Daniel Craig as James Bond in Skyfall.Francois Duhamel/Sony Pictures/The Associated Press

You know you're watching a James Bond film when the appearance of a car scores a big round of applause from the audience. Of course, it's not just any car, it's an Aston Martin DB5, the preferred Bondmobile since it made its debut a staggering 48 years ago in the third Bond picture, Goldfinger.

I wasn't among the applauders at a media preview of the new (and 23rd) Bond, Skyfall, but I did allow myself a chuckle when the shapely silver behemoth heaved into view, because its appearance, at a crucial juncture in the film, was so smartly played.

There are, in fact, a lot of smarts in Skyfall, most of which I'll refrain from revealing here so as not to spoil the fun or the dropping of jaws or (perhaps) even the shedding of tears. Suffice to say, Skyfall is one of the best Bonds in the 50-year history of moviedom's most successful franchise.

Ably directed by Sam Mendes (American Beauty, Road to Perdition), it has all the babes, bullets, blasts, high-energy fisticuffs and exotic locales (Istanbul, Macau, Shanghai, Scotland – Scotland?!? Yes, Scotland) you expect.

But what it really has going for it is the unexpected. A past-haunted story, for one, that owes a lot to, of all things, the Harry Potter movies. A genius of a villain for another, played by a blond (!) Javier Bardem with a blend of camp, menace and pathos that's equal parts Hannibal Lecter, Heath Ledger's Joker and No Country for Old Men's Anton Chigurh.

And a final 30 minutes – often the weakest stretch in the Bond narrative arc – so crammed with great twists and turns that they, in effect, recast the foundation of the franchise and all but guarantee its health for at least another 10, 20, hell maybe even another 50 years. Skyfall, in fact, may be the single most important Bond since the mania began with Dr. No in 1962.

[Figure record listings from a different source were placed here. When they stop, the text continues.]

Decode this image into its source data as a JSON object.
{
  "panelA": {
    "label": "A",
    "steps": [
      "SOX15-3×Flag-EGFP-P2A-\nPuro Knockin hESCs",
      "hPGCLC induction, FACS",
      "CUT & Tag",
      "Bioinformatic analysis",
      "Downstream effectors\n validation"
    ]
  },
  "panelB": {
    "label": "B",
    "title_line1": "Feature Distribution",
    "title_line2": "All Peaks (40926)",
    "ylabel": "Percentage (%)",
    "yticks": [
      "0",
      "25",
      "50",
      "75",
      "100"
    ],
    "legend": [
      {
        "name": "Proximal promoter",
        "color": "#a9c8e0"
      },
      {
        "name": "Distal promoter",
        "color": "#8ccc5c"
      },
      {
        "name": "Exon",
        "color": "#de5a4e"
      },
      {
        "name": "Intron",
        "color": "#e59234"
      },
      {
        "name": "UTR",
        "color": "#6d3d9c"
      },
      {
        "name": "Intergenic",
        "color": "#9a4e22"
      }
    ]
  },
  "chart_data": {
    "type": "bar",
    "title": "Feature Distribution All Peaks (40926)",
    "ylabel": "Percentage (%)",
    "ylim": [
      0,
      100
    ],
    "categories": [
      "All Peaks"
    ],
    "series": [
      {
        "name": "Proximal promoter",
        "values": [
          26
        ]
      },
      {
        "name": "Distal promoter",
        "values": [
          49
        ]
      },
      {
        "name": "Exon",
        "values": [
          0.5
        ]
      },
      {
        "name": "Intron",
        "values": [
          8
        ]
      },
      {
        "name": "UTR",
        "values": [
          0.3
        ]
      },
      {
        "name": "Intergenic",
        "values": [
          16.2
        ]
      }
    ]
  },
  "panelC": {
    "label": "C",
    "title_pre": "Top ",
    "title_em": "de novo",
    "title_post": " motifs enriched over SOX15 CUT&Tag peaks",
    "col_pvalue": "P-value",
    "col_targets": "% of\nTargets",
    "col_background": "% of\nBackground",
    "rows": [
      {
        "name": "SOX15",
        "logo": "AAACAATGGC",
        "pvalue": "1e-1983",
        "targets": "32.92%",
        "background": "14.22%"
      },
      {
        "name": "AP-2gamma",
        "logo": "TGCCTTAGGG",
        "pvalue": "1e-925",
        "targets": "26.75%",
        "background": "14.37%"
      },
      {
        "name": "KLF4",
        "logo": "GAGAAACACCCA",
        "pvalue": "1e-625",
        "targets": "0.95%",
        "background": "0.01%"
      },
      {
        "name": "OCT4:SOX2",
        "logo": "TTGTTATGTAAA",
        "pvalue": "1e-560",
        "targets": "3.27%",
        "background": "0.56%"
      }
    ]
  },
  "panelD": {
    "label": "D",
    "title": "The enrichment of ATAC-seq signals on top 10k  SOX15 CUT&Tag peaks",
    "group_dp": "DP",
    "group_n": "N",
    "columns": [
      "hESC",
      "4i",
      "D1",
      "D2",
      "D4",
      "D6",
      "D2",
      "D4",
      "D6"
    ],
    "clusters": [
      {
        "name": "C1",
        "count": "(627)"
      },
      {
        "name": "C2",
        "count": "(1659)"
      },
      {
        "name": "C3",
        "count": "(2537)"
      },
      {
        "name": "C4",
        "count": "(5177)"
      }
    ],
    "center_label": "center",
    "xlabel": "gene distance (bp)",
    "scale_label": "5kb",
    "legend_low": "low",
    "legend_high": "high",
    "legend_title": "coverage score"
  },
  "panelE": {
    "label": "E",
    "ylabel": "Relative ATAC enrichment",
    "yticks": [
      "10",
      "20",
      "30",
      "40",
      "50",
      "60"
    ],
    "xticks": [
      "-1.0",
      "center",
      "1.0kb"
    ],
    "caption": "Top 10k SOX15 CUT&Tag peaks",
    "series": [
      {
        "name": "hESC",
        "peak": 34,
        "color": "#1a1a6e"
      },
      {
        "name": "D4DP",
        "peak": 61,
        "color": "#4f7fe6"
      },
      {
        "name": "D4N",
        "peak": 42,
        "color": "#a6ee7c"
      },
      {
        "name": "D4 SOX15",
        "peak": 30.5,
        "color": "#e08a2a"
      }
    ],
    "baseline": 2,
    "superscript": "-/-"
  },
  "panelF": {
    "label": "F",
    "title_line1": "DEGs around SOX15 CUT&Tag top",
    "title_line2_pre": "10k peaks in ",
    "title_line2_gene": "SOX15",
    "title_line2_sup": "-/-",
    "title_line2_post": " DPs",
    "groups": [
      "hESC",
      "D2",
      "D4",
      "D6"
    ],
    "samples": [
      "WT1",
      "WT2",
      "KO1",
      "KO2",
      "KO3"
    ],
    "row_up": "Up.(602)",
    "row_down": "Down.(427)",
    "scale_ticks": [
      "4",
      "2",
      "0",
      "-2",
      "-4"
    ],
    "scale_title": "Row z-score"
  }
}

Of course, Mendes, his trio of screenwriters and producers Barbara Broccoli and Michael Wilson didn't have to do this. Fifty years on, people aren't going to Bond flicks for the shock of the new; they got that when a cantilevered Ursula Andress rose from the sea in her white bikini and affirmed the heterosexuality of millions of adolescent males the word over. No, they're going for the comfort of familiarity, for the tropes and traditions – tweaked from time to time, of course, but never overturned.

Skyfall, in short, could have satisfied by hewing tightly to formula. What it represents instead is the fulfilment of the wisdom shown six years ago in casting Daniel Craig as the sixth James Bond (or perhaps, more accurately, as the first anti-Bond Bond in a lineage held for 11 films by Roger Moore and Pierce Brosnan). Skyfall's his finest 007 outing.

Yes, even when he's scarred and bruised, he looks ridiculously buff (indeed, his pectorals are bared more often here than those of his female co-stars). Yet there's a compelling woundedness and soulfulness to him. In contrast to, say, Roger Moore, he gives the viewer the sense that there is a toll to be paid when you kill 14 or 15 persons per movie – a psychic toll as opposed to what the drycleaner charges you for removing the bloodstains from your tuxedo.